FOKUS

Gunung Ili Lewotolok Alami Erupsi, 2.782 Jiwa Terpaksa Mengungsi ke Tempat Aman

LEMBATA, NTT (tandaseru) – Badan Penanggulangan Bencana Daerah (BPBD) Provinsi Nusa Tenggara Timur (NTT) dan BPBD Kabupaten Lembata melaporkan sebanyak 2.782 jiwa mengungsi ke tempat yang aman akibat Gunung Ili Lewotolok Erupsi, Minggu (29/11).

Para pengungsi tersebut berasal dari 17 Desa di Kecamatan Ile Ape dan 9 Desa di Kecamatan Ile Ape Timur, Kabupaten Lembata mengungsi di enam titik setelah Gunung Ili Lewotolok bererupsi pada Minggu (29/11) pukul 09.45 WITA.

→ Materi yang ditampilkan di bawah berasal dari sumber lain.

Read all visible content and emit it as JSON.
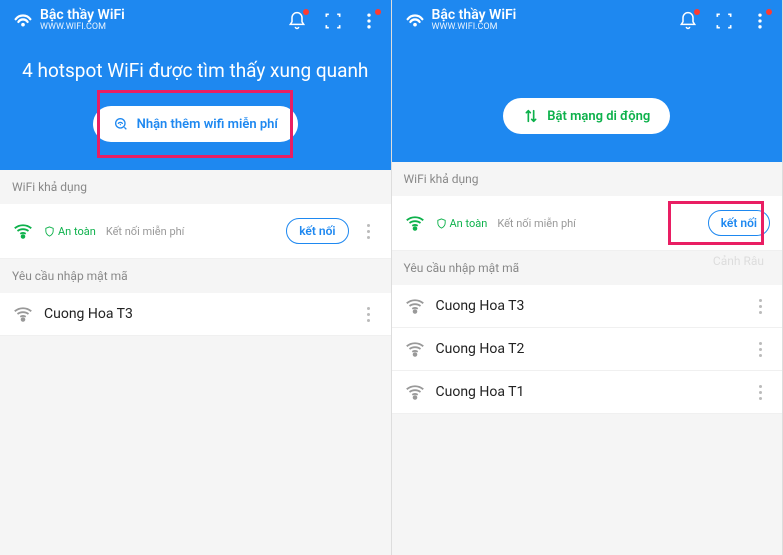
{
  "header": {
    "title": "Bậc thầy WiFi",
    "subtitle": "WWW.WIFI.COM"
  },
  "left": {
    "hero": "4 hotspot WiFi được tìm thấy xung quanh",
    "pill_label": "Nhận thêm wifi miễn phí",
    "available_label": "WiFi khả dụng",
    "safe_label": "An toàn",
    "free_label": "Kết nối miễn phí",
    "connect_label": "kết nối",
    "password_label": "Yêu cầu nhập mật mã",
    "networks": [
      "Cuong Hoa T3"
    ]
  },
  "right": {
    "pill_label": "Bật mạng di động",
    "available_label": "WiFi khả dụng",
    "safe_label": "An toàn",
    "free_label": "Kết nối miễn phí",
    "connect_label": "kết nối",
    "password_label": "Yêu cầu nhập mật mã",
    "networks": [
      "Cuong Hoa T3",
      "Cuong Hoa T2",
      "Cuong Hoa T1"
    ],
    "watermark": "Cảnh Râu"
  }
}
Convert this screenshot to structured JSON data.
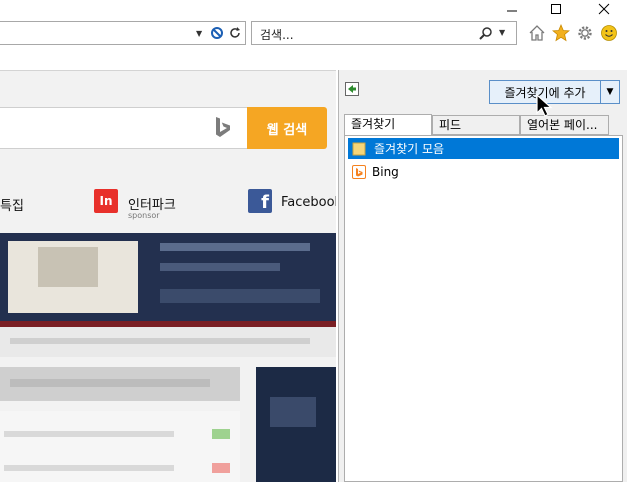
{
  "toolbar": {
    "search_placeholder": "검색...",
    "search_icon": "search-icon",
    "nav_icons": [
      "home-icon",
      "star-icon",
      "gear-icon",
      "smiley-icon"
    ],
    "accent_star": "#f2b01e",
    "accent_smiley": "#f2c319"
  },
  "page": {
    "bing_search_button": "웹 검색",
    "shortcuts": [
      {
        "label": "특집"
      },
      {
        "label": "인터파크",
        "sub": "sponsor"
      },
      {
        "label": "Facebook"
      }
    ],
    "bing_button_color": "#f5a623"
  },
  "favorites_pane": {
    "add_button": "즐겨찾기에 추가",
    "tabs": [
      "즐겨찾기",
      "피드",
      "열어본 페이..."
    ],
    "items": [
      {
        "label": "즐겨찾기 모음",
        "icon": "folder-icon",
        "selected": true
      },
      {
        "label": "Bing",
        "icon": "bing-icon",
        "selected": false
      }
    ],
    "selection_color": "#0078d7"
  }
}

Adapun enam titik pengungsian tersebut berada di Kantor Bupati lama sebanyak 2.029 jiwa, Aula Ankara 32 jiwa, Kelurahan Lewoleba Tengah 140 jiwa, Tapolangu 228 jiwa, Desa Baopana 15 jiwa dan Kantor Badan Kepegawaian Daerah sebanyak 228 jiwa.

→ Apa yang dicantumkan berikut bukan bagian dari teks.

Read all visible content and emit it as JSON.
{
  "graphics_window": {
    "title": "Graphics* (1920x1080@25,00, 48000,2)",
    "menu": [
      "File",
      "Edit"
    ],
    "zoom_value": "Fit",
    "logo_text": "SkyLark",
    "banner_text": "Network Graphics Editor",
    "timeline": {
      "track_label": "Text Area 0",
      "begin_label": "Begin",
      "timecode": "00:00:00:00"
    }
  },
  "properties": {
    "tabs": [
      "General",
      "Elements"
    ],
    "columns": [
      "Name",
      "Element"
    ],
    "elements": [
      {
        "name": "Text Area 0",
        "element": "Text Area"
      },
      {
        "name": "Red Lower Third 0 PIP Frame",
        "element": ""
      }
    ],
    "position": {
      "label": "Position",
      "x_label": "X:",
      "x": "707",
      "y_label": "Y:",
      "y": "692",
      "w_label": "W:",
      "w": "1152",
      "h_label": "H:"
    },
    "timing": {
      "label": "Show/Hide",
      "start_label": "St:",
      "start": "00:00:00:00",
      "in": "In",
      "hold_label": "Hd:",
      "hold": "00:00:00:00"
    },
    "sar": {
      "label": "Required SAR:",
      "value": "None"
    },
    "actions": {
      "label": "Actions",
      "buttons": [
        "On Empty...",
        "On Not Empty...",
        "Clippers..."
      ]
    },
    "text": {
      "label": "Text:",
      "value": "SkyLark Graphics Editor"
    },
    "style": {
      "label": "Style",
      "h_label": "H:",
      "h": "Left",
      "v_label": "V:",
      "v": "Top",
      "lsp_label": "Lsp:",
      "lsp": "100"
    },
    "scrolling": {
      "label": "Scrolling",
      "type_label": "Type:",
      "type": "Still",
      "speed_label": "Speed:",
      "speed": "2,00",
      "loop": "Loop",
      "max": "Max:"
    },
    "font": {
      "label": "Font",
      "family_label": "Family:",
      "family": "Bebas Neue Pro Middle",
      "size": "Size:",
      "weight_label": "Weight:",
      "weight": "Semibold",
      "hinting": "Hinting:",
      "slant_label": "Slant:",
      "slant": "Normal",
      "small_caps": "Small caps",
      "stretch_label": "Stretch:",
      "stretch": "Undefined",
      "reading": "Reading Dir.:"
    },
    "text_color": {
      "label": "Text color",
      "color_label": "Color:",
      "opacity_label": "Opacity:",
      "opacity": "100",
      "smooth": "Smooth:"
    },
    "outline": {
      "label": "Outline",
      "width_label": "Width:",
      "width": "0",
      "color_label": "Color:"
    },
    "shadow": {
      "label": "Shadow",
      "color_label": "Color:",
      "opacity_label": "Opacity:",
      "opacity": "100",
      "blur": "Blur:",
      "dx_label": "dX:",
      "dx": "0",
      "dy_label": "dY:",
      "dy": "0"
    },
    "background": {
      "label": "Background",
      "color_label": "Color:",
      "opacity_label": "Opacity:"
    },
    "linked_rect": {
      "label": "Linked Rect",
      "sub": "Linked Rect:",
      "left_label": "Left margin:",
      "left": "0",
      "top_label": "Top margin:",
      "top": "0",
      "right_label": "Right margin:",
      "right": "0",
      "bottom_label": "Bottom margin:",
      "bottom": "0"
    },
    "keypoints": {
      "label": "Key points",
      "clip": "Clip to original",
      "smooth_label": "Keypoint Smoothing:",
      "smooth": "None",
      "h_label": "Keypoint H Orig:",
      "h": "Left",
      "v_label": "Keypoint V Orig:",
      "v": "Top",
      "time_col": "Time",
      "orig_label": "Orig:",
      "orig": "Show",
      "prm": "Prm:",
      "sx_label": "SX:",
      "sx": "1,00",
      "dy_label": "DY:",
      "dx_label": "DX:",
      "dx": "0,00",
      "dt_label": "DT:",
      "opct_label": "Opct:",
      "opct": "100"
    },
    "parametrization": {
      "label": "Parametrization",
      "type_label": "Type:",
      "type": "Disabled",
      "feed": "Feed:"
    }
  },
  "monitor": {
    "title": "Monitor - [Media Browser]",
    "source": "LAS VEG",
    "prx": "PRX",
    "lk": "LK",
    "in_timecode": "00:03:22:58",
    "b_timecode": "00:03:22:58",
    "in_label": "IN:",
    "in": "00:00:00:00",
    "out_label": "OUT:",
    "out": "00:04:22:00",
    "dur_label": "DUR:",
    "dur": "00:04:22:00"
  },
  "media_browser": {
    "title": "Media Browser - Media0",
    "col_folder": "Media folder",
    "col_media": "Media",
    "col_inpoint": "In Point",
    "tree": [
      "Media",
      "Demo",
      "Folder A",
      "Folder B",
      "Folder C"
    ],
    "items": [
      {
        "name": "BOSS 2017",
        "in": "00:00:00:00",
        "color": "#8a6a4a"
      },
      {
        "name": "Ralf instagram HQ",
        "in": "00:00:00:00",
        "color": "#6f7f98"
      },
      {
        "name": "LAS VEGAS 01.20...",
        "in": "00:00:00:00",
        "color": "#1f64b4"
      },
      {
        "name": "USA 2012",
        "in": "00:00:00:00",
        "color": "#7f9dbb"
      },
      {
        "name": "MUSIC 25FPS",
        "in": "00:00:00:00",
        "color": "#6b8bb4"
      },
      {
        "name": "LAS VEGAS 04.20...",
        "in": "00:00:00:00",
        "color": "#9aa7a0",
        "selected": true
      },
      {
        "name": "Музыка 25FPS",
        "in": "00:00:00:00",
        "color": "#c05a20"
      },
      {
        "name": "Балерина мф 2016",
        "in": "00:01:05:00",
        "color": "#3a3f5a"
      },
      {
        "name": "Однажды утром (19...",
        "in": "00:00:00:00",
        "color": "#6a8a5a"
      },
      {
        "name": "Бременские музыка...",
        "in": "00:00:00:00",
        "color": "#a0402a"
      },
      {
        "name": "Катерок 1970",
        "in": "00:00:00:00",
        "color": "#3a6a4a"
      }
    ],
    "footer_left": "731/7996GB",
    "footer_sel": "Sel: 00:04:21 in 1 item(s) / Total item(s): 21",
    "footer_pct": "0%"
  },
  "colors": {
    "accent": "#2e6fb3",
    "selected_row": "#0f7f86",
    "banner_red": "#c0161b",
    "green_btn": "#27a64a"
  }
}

Berdasarkan laporan sementara, pola pengungsian Gunung Ili Lewotolok disesuaikan seperti pola pengungsian Gunung Merapi, dengan mengutamakan protokol kesehatan untuk mencegah terjadinya penularan Covid-19.

Hingga siaran pers ini diturunkan, belum ada laporan mengenai korban jiwa.

Sebagaimana informasi sebelumnya, Gunung Ili Lewotolok bererupsi dan mengeluarkan kolom abu setinggi ± 4.000 m di atas puncak atau ± 5.423 meter di atas permukaan laut.

Menurut laporan, kolom abu teramati berwarna kelabu dengan intensitas tebal condong ke arah timur dan barat. Erupsi ini terekam di seismogram dengan amplitudo maksimum 35 mm dan durasi ± 10 menit.